We have discovered during decades of travel that nearly every community, however small, has a story worth telling. It may be a tale about an individual who once resided there or a long ago battle fought nearby. Perhaps it is a bridge with a rich history or a house where something of consequence took place. Unique museums, monuments, stores and people offer insight about a community’s character and history. Discovering these stories makes travel more enjoyable.
Following several dead ends, Tom bumped into a friend who asked just one question, “Do you want a steel one or a wooden one?” A week later a wooden caboose was delivered to Tom’s property in what the new owner described as “deplorable condition.” Restoration required roughly five years, with Tom performing most of the plumbing and electrical work.
Tom said the biggest problems he faced were the kitchen, hot water and the bed. Space available for the kitchen was quite limited and equipment had to fit through the steel doorframe, so the kitchen was custom made. He solved the hot water problem by installing an on-demand hot water heater. With insufficient space for a dresser, Tom settled for a captain’s bed that was custom made to fit through the doorframe.

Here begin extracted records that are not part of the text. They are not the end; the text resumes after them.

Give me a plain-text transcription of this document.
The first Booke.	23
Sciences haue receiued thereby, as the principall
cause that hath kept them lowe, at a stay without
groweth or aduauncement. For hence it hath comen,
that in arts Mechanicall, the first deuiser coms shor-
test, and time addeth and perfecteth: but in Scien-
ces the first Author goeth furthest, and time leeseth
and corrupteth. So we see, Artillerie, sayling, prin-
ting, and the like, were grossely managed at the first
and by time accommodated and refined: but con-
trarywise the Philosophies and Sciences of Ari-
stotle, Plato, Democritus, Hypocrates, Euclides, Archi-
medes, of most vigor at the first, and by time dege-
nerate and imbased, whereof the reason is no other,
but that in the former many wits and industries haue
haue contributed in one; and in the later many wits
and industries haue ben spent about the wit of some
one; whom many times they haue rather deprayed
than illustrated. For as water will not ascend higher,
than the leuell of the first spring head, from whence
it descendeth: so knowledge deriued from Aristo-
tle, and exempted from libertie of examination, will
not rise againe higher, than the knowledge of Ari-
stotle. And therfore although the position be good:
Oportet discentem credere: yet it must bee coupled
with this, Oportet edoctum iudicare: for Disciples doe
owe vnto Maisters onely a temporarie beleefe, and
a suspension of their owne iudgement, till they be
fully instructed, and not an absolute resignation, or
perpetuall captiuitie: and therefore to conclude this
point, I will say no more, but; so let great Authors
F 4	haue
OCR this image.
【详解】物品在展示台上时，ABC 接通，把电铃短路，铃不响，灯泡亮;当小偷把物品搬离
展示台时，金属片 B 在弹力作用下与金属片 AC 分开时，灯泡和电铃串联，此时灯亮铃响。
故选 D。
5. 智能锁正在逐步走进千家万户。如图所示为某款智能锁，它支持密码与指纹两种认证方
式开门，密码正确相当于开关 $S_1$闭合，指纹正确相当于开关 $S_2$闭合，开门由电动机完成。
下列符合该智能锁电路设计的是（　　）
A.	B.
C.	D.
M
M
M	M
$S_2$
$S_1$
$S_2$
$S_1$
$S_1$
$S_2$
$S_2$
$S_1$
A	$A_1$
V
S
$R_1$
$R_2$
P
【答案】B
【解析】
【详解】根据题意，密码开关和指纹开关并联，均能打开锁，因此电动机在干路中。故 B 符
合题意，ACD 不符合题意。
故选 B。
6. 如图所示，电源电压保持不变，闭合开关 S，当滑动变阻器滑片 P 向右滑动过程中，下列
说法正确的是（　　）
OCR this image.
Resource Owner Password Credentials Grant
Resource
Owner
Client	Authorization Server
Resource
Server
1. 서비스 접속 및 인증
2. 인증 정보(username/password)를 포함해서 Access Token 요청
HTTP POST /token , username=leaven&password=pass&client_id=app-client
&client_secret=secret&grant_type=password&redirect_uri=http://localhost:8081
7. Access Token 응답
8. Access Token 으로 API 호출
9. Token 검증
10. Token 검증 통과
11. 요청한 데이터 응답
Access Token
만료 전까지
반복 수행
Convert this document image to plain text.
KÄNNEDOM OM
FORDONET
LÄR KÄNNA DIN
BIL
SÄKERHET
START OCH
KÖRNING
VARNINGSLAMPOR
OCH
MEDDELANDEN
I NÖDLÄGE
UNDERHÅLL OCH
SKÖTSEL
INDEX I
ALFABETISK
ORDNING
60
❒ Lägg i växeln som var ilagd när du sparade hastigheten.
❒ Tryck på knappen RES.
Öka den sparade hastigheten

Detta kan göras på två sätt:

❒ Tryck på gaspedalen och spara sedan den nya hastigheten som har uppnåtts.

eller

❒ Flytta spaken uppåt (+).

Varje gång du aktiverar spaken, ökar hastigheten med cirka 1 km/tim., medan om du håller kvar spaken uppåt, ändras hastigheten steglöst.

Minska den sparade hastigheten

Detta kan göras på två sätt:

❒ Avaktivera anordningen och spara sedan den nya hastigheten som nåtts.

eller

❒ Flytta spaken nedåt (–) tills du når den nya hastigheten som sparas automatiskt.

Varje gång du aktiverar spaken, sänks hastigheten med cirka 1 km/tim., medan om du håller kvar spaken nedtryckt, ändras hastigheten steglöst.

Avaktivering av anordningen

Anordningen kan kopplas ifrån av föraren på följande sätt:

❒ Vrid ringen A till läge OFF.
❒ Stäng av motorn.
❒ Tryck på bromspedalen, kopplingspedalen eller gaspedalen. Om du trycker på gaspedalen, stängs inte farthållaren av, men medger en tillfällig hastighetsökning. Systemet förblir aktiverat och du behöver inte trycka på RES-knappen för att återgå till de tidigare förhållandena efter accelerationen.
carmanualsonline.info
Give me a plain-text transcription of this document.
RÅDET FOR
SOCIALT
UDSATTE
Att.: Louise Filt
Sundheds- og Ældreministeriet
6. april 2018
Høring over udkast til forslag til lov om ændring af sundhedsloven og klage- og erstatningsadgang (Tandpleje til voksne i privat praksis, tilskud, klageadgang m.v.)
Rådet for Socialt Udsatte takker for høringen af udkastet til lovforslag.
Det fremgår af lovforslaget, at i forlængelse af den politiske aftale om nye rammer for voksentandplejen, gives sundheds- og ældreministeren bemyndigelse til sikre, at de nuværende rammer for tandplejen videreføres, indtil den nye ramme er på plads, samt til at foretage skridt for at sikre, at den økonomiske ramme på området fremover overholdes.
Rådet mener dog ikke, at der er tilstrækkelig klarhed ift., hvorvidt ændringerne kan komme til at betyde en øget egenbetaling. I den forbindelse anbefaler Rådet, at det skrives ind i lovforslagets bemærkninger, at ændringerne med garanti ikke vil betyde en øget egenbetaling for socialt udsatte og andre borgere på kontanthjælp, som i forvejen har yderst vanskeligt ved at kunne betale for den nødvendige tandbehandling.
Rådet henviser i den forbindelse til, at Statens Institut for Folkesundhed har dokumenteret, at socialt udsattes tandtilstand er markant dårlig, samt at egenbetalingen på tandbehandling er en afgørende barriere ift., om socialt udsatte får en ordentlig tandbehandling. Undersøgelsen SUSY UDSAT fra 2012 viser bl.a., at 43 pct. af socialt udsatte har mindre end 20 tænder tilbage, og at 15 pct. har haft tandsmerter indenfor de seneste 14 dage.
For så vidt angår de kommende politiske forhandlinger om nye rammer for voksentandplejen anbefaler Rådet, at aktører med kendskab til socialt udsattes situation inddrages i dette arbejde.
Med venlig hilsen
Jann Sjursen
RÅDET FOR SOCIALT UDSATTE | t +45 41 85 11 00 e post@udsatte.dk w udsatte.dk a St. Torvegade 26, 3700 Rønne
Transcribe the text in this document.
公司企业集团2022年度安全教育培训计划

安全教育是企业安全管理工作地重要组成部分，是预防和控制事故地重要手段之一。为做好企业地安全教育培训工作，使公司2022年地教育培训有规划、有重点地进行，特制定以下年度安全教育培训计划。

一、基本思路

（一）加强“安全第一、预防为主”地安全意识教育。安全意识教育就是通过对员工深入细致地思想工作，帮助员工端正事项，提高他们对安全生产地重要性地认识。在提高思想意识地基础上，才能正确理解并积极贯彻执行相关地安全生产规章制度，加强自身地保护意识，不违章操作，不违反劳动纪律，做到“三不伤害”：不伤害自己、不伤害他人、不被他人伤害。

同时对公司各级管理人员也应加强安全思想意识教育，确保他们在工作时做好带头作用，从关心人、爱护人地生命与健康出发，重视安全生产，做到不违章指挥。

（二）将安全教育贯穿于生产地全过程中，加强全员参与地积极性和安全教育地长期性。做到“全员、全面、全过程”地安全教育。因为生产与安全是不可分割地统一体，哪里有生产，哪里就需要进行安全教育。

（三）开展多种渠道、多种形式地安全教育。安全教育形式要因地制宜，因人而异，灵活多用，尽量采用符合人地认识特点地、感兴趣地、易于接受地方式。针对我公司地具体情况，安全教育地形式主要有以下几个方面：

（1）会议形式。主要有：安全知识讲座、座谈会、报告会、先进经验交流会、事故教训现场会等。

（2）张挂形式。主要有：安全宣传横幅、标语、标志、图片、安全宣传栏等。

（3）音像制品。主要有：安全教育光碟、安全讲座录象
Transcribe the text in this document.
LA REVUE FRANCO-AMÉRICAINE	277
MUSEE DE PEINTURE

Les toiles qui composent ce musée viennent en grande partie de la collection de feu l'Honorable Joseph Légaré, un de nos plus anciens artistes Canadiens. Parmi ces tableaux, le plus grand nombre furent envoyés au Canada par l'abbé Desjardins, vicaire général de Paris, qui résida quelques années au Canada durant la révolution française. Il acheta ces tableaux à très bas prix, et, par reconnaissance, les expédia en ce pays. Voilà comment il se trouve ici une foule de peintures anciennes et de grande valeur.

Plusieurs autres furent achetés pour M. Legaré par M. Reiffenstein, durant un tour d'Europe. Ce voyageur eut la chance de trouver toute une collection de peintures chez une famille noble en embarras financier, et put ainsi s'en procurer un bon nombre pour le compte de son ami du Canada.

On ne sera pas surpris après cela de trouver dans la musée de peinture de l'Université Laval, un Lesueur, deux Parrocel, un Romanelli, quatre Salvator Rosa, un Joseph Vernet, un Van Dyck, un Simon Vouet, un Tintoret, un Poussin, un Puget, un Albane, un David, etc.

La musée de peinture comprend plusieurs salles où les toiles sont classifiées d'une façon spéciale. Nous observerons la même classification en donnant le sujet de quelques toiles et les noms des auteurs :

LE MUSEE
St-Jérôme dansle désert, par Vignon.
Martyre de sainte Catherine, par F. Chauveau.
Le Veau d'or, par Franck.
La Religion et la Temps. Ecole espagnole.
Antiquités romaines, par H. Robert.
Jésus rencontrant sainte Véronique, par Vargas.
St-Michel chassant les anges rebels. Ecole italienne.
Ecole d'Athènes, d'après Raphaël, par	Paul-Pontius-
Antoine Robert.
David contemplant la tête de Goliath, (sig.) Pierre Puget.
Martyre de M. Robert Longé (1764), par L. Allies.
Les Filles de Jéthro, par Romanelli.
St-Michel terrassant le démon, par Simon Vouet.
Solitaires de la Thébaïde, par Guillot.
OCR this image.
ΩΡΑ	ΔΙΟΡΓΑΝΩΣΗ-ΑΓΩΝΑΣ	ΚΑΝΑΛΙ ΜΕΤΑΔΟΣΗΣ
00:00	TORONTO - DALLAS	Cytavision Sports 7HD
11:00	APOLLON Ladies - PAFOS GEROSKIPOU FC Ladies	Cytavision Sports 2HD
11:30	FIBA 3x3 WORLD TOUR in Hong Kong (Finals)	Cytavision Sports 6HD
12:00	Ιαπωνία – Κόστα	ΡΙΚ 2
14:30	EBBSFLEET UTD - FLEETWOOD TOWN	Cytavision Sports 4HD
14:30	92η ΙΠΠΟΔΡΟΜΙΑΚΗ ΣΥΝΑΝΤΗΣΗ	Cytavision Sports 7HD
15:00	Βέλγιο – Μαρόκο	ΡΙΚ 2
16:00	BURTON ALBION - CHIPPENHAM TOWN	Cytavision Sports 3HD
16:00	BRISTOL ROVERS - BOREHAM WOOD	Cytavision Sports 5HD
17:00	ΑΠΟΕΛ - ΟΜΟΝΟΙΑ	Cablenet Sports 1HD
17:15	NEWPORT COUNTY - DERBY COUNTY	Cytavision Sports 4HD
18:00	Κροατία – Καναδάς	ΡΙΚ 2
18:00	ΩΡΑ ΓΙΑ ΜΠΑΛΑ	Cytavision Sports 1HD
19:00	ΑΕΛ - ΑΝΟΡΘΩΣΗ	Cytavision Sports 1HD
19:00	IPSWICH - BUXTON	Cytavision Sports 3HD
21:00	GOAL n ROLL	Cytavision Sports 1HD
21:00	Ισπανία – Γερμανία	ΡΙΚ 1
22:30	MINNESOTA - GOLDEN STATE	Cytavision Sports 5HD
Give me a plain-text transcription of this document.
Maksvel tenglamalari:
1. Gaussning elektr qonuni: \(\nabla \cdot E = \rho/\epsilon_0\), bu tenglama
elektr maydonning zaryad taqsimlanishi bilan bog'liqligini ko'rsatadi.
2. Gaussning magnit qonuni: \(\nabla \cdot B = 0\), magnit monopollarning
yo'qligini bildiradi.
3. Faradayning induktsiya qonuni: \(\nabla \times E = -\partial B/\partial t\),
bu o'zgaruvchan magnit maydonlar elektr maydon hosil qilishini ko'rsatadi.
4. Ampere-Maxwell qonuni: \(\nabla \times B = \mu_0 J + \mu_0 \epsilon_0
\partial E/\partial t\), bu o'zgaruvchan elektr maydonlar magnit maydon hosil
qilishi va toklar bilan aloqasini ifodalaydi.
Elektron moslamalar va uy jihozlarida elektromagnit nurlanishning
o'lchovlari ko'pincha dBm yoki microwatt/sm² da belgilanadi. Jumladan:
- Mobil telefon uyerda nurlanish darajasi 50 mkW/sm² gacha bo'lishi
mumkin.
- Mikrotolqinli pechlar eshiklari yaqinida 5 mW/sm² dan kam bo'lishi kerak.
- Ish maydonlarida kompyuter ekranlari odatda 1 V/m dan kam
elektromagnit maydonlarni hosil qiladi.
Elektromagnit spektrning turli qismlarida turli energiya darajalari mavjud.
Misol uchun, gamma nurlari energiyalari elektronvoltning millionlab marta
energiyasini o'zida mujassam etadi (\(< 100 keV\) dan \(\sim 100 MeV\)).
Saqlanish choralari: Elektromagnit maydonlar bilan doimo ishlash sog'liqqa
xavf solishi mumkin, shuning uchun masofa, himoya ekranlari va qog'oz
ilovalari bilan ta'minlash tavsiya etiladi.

A railroad-crossing signal flashes to welcome guests entering the parking area. Tom commented that train enthusiasts have arrived from all over, including Europe and Australia. He said the happiest are the children who are excited at the prospect of staying overnight in a caboose. On the day of our arrival, he mentioned the departing couple’s little boy started crying because he didn’t want to leave. Any railroad buff, including an adult, can relate to that.
Tom Bradshaw’s caboose is located in a scenic region of Virginia offering visitor activities and attractions that range from cave tours to animal parks. There is even a nearby drive-in theater. Nearby Lexington is steeped in history with the appearance and feel of early America. The town of a little over 7,000 citizens is a great place for a downtown stroll with a mandatory stop at Sweet Things Ice Cream Shoppe. Several buildings, including the Stonewall Jackson house, are open for tours. Lexington is also home to two institutions of higher education: Washington & Lee University and Virginia Military Institute. Each offers a fine museum.
The caboose is in a wooded area outside the small town of Natural Bridge, Virginia, about 15 miles south of Lexington, at the south end of the Shenandoah Valley. The caboose is a short distance from Natural Bridge State Park, which is noted for an impressive 215-foot high natural bridge. Interestingly, the park’s acreage was once owned by Thomas Jefferson.